These are some development notes I took a couple of weeks back while looking at this with limited ARM assembly knowledge. Most of the work is from CreepNT, someone just needs to complete it.
Firstly, there are MTE Intrinsics in arm_acle.h, making the amount of assembly we have to write effectively nil.
Let's talk about improvements!
get_random_tagged_pointer(ptr) can be replaced by __arm_mte_create_random_tag(ptr, 1 << MEM_TAG_FREE). The IRG instruction takes a mask of bits whose position corresponds to the excluded tag as shown in choose_nonexcluded_tag(...). The tag parameter is the previously generated tag (RGSR_EL1.TAG) and offset the result of random tag generation.
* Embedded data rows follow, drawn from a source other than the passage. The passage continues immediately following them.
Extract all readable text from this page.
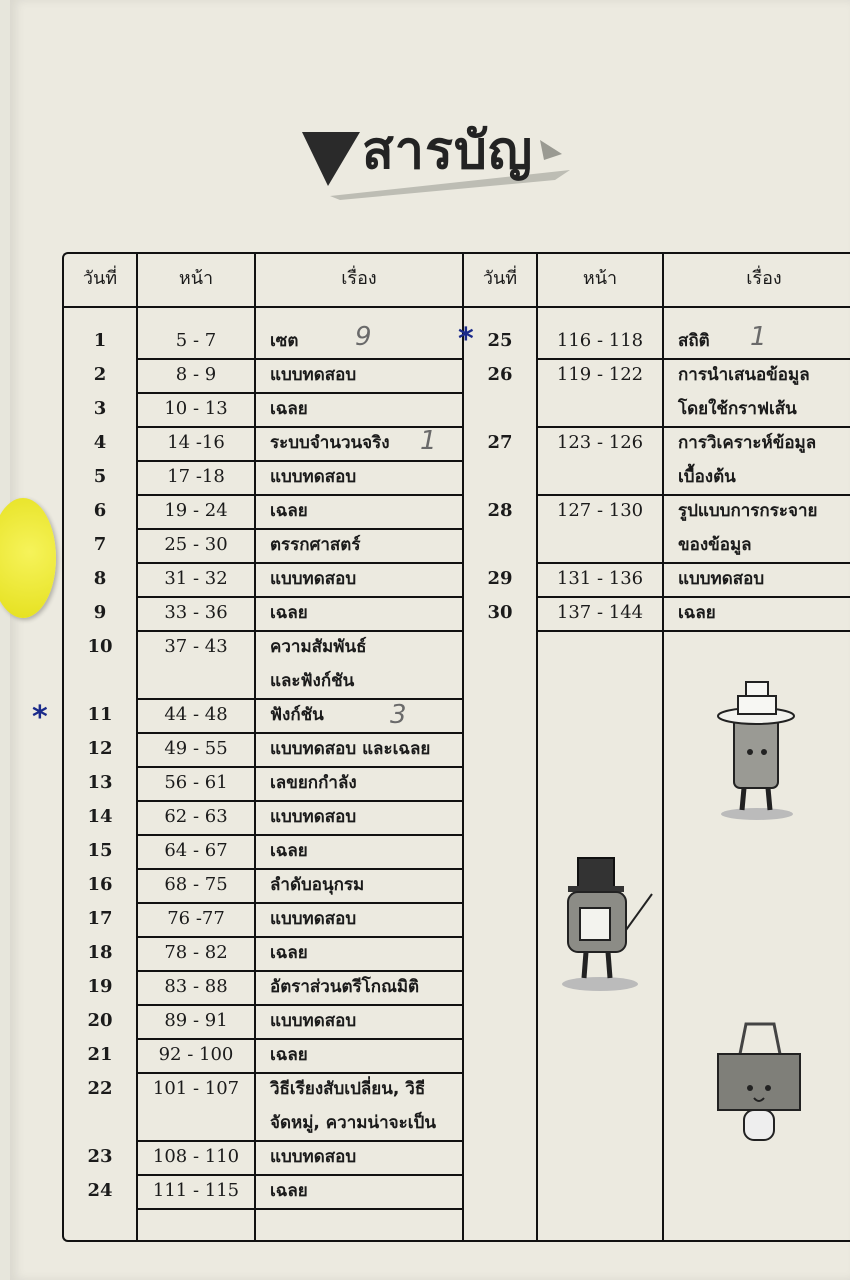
สารบัญ
วันที่	หน้า	เรื่อง	วันที่	หน้า	เรื่อง
1	5 - 7	เซต
2	8 - 9	แบบทดสอบ
3	10 - 13	เฉลย
4	14 -16	ระบบจำนวนจริง
5	17 -18	แบบทดสอบ
6	19 - 24	เฉลย
7	25 - 30	ตรรกศาสตร์
8	31 - 32	แบบทดสอบ
9	33 - 36	เฉลย
10	37 - 43	ความสัมพันธ์
และฟังก์ชัน
11	44 - 48	ฟังก์ชัน
12	49 - 55	แบบทดสอบ และเฉลย
13	56 - 61	เลขยกกำลัง
14	62 - 63	แบบทดสอบ
15	64 - 67	เฉลย
16	68 - 75	ลำดับอนุกรม
17	76 -77	แบบทดสอบ
18	78 - 82	เฉลย
19	83 - 88	อัตราส่วนตรีโกณมิติ
20	89 - 91	แบบทดสอบ
21	92 - 100	เฉลย
22	101 - 107	วิธีเรียงสับเปลี่ยน, วิธี
จัดหมู่, ความน่าจะเป็น
23	108 - 110	แบบทดสอบ
24	111 - 115	เฉลย
25	116 - 118	สถิติ
26	119 - 122	การนำเสนอข้อมูล
โดยใช้กราฟเส้น
27	123 - 126	การวิเคราะห์ข้อมูล
เบื้องต้น
28	127 - 130	รูปแบบการกระจาย
ของข้อมูล
29	131 - 136	แบบทดสอบ
30	137 - 144	เฉลย
*
*
9
1
3
1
This also means the do/while loop in get_tagged_pointer can be optimized out to a call to __arm_mte_create_random_tag with a mask of (u64)(1 << MEM_TAG_FREE) | (1 << adj_tag_1) | (1 << adj_tag_2). For previously tagged allocations where we want to increment the tag until it is dissimilar from the adjacent allocations, a while loop seems fine as we're not actually going into the random tag path.
When storing tags over a range, instead of looping STG / STZG, the HWASAN folks have found it faster to do DC GVA / DC GZVA. This is a potential optimization we can explore in the future.
The approach taken by CreepNT when storing the tags in the slab metadata looks pretty nice too. Overall, MTE support seems pretty complete, just missing a few pieces here and there.